- Relator(a)
- Ministro Reynaldo Soares da Fonseca
- Órgão julgador
- Quinta Turma
- Data do julgamento
- 11/09/2018
- Data de publicação
- 21/09/2018
STJ – Acórdão, Rel. Ministro Reynaldo Soares da Fonseca, Quinta Turma, j. 11/09/2018, p. 21/09/2018
RECURSO ORDINÁRIO EM HABEAS CORPUS. TRÁFICO ILÍCITO DE ENTORPECENTES. PORTE ILEGAL DE ARMA DE FOGO COM NUMERAÇÃO RASPADA. PRISÃO PREVENTIVA. SEGREGAÇÃO FUNDADA NA GARANTIA DA ORDEM PÚBLICA. RISCO DE REITERAÇÃO. GRAVIDADE CONCRETA. FUNDAMENTAÇÃO IDÔNEA. COAÇÃO ILEGAL NÃO DEMONSTRADA. CONDIÇÕES PESSOAIS FAVORÁVEIS. IRRELEVÂNCIA. RECURSO IMPROVIDO. 1. A privação antecipada da liberdade do cidadão acusado de crime reveste-se de caráter excepcional em nosso ordenamento jurídico, e a medida deve estar embasada em decisão judicial fundamentada (art.93, IX, da CF), que demonstre a existência da prova da materialidade do crime e a presença de indícios suficientes da autoria, bem como a ocorrência de um ou mais pressupostos do artigo 312 do Código de Processo Penal. Exige-se, ainda, na linha perfilhada pela jurisprudência dominante deste Superior Tribunal de Justiça e do Supremo Tribunal Federal, que a decisão esteja pautada em motivação concreta, vedadas considerações abstratas sobre a gravidade do crime. 2. A análise da ausência de prova da existência do crime e indícios de autoria é inviável no âmbito restrito do habeas corpus, pois por sua própria natureza demandam dilação probatória. As provas dos autos devem ser apreciadas durante a instrução criminal, sob o crivo do contraditório, não sendo esta a via adequada para a sua revisão 3. No presente caso, a prisão preventiva está devidamente justificada para a garantia da ordem pública, em razão do risco de reiteração e da gravidade concreta da conduta.

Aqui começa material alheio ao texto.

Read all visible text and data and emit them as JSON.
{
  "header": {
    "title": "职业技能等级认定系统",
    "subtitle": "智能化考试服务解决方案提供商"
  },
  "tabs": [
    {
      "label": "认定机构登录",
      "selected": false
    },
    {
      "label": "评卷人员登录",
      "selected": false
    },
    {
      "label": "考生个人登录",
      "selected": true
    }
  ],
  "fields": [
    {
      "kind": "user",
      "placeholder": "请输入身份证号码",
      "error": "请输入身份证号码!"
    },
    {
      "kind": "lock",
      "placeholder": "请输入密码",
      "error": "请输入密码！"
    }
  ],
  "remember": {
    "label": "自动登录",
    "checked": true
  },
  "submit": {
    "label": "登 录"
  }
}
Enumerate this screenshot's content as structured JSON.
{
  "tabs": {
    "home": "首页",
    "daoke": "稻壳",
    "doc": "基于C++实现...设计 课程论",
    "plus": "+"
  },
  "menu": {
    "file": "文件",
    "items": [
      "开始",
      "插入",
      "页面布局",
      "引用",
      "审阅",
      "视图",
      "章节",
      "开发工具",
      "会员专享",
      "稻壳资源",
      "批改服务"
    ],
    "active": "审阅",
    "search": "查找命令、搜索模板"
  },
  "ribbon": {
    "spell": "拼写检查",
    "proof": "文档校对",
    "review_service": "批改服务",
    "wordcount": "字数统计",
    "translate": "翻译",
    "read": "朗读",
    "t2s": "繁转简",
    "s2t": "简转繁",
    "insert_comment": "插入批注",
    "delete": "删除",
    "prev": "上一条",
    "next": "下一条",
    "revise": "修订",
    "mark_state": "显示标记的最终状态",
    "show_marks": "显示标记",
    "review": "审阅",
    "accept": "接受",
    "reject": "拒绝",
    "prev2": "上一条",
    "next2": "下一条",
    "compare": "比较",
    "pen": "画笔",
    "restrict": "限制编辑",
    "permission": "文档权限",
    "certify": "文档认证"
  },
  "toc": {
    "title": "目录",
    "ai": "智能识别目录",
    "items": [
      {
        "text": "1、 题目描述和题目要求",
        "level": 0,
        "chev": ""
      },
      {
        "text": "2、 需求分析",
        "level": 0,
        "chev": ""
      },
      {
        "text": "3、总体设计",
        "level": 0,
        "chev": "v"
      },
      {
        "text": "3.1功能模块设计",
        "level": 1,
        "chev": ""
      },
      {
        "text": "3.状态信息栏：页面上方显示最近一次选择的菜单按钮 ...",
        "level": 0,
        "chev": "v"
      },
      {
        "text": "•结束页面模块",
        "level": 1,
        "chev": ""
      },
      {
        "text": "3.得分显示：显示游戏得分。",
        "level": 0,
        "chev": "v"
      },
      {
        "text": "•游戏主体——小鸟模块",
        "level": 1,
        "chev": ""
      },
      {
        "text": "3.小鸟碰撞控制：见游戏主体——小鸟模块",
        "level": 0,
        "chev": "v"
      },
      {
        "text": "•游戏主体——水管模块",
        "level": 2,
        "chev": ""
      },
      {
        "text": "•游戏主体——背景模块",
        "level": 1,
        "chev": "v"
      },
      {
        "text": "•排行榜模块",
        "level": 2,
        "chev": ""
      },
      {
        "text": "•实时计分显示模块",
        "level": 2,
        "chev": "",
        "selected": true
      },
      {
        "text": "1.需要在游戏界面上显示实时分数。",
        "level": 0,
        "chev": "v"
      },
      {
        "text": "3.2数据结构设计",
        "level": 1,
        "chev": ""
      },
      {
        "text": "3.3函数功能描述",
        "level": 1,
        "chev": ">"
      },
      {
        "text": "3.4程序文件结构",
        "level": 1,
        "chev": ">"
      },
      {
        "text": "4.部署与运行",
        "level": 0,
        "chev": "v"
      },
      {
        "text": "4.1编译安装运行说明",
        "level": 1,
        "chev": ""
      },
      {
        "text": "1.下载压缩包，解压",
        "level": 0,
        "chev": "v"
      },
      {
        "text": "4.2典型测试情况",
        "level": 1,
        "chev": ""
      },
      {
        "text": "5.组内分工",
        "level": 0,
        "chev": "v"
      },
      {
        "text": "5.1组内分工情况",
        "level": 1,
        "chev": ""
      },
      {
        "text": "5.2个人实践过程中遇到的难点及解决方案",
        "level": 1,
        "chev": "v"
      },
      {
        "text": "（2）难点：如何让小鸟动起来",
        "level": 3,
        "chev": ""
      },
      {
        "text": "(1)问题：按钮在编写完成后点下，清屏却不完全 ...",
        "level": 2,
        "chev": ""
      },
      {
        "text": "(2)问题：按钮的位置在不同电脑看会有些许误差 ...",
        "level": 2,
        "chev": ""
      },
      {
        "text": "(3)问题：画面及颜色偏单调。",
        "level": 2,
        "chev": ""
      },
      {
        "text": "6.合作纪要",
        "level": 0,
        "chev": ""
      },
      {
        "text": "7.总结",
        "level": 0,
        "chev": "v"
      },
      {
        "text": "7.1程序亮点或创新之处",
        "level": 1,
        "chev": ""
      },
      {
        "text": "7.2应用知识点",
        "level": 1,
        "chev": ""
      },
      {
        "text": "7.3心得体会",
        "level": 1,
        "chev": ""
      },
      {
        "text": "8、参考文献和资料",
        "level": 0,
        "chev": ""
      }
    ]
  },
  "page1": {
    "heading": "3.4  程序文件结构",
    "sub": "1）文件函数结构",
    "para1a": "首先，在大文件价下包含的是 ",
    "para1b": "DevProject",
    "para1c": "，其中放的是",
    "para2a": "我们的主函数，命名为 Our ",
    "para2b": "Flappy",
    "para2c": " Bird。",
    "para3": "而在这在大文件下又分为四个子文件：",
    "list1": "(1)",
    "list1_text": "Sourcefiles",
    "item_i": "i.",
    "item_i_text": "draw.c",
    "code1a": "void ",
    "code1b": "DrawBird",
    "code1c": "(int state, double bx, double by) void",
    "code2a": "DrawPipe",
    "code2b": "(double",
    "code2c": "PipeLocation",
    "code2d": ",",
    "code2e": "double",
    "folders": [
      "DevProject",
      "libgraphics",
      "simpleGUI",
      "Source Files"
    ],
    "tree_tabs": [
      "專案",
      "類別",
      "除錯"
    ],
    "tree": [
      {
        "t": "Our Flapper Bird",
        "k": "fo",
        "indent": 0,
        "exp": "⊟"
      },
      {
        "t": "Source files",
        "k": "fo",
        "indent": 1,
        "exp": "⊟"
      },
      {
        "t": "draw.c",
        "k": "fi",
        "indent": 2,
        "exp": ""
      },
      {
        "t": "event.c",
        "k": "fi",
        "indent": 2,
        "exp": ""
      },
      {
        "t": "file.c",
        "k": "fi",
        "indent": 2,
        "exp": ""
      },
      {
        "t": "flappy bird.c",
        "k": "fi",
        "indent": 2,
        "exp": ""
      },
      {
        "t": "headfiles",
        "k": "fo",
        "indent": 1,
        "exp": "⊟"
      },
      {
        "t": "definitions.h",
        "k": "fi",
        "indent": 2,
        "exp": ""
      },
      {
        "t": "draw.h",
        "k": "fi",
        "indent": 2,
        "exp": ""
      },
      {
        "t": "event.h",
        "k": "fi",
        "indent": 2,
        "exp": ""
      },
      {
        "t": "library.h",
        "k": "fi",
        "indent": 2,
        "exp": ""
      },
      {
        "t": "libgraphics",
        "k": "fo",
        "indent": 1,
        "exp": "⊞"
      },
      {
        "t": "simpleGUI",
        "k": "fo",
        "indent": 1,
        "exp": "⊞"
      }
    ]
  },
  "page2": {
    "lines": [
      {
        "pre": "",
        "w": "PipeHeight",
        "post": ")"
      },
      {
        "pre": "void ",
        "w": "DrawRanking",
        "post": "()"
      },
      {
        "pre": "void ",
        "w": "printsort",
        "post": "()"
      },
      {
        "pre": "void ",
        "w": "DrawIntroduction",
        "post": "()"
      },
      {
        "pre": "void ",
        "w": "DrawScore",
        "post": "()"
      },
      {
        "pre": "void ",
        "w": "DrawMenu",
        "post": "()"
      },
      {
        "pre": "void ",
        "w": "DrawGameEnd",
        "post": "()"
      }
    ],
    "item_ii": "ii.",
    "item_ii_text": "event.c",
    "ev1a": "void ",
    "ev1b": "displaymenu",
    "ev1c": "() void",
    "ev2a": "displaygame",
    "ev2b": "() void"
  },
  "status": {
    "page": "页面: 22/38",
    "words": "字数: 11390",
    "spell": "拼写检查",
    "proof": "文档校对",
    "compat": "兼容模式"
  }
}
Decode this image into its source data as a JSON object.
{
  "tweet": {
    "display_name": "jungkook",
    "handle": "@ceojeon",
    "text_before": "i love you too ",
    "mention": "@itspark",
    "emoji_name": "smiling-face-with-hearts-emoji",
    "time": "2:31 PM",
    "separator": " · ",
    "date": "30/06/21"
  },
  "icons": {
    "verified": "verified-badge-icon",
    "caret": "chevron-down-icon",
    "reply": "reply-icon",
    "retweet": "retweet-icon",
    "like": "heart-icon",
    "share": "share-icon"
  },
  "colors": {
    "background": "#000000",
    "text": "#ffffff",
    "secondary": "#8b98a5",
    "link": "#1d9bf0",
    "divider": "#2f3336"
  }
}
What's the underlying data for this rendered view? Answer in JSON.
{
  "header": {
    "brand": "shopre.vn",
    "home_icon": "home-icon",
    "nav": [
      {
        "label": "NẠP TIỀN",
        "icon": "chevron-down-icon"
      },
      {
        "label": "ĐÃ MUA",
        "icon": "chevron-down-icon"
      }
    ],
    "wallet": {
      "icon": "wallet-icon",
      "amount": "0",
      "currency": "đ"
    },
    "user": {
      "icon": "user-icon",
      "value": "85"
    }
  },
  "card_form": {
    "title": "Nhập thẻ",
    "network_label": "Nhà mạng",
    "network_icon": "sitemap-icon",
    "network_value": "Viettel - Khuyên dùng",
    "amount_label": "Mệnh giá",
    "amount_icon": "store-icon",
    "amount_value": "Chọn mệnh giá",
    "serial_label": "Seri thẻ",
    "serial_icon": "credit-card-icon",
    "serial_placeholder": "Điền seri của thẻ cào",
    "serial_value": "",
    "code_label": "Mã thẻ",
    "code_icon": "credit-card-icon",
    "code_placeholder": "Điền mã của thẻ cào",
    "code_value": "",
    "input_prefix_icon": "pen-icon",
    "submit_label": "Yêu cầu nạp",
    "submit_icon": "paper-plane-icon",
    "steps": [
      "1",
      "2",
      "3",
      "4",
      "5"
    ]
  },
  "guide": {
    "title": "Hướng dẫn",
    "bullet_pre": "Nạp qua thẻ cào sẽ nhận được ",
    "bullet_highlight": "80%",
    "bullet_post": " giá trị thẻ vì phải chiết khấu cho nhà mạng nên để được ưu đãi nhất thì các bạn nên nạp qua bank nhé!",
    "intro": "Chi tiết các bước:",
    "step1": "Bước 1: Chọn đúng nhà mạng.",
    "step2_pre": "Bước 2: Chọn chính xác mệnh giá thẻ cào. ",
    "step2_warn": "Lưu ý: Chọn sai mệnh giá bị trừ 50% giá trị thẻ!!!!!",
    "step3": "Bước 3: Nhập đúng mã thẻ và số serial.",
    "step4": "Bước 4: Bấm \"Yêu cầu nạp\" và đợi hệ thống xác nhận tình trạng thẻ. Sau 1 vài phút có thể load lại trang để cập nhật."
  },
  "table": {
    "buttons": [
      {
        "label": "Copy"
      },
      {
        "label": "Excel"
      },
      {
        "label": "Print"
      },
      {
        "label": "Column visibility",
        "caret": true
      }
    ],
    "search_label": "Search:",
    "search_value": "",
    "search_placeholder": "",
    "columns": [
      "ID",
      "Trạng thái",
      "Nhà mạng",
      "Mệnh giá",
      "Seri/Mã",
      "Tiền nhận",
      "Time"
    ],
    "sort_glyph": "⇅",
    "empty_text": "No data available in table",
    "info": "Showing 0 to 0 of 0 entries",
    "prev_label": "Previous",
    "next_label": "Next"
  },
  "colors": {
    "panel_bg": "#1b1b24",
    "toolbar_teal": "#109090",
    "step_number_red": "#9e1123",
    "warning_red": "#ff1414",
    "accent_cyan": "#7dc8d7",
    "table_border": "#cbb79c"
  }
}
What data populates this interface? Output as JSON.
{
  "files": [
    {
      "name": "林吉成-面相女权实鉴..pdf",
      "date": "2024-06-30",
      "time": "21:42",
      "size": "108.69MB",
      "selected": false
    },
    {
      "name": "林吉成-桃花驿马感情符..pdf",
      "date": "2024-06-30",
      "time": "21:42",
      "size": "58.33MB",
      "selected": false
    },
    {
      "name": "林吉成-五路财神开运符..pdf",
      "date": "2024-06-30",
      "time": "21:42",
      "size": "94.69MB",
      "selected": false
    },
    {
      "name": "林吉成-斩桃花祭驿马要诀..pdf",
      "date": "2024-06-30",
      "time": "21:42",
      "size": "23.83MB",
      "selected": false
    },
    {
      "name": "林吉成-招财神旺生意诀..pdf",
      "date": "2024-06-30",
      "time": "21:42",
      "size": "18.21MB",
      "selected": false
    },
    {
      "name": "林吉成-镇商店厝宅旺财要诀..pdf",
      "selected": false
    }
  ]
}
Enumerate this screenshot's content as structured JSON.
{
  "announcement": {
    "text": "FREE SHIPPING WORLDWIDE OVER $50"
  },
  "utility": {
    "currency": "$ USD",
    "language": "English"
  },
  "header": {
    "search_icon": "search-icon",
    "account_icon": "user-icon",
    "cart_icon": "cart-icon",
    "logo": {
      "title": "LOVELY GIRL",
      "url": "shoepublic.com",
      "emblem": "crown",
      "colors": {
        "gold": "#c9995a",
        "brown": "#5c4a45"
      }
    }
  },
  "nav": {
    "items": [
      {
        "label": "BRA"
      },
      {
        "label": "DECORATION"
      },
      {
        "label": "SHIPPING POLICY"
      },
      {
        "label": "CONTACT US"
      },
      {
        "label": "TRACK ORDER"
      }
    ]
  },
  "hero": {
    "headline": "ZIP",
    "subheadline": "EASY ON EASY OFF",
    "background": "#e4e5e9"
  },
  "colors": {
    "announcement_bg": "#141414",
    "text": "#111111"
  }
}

O recorrente responde a processo criminal por porte de arma de fogo, além possuir registro pela prática de ato infracional equiparado a tentativa de homicídio, a indicar o real risco de reiteração delitiva. Ademais disso, a quantidade e variedade de drogas, além da apreensão de arma de fogo no contexto da traficância, apontam para a gravidade concreta da conduta - foram apreendidos 1600 gramas de maconha, 130 gramas de cocaína e 1 comprimido de ectasy, além de arma de fogo com numeração raspada. Precedentes. 3. As condições subjetivas favoráveis do recorrente, tais como primariedade e residência fixa, por si sós, não obstam a segregação cautelar, quando presentes os requisitos legais para a decretação da prisão preventiva. 4 Recurso ordinário em habeas corpus improvido. (RHC n. 102.124/SC, relator Ministro Reynaldo Soares da Fonseca, Quinta Turma, julgado em 11/9/2018, DJe de 21/9/2018.)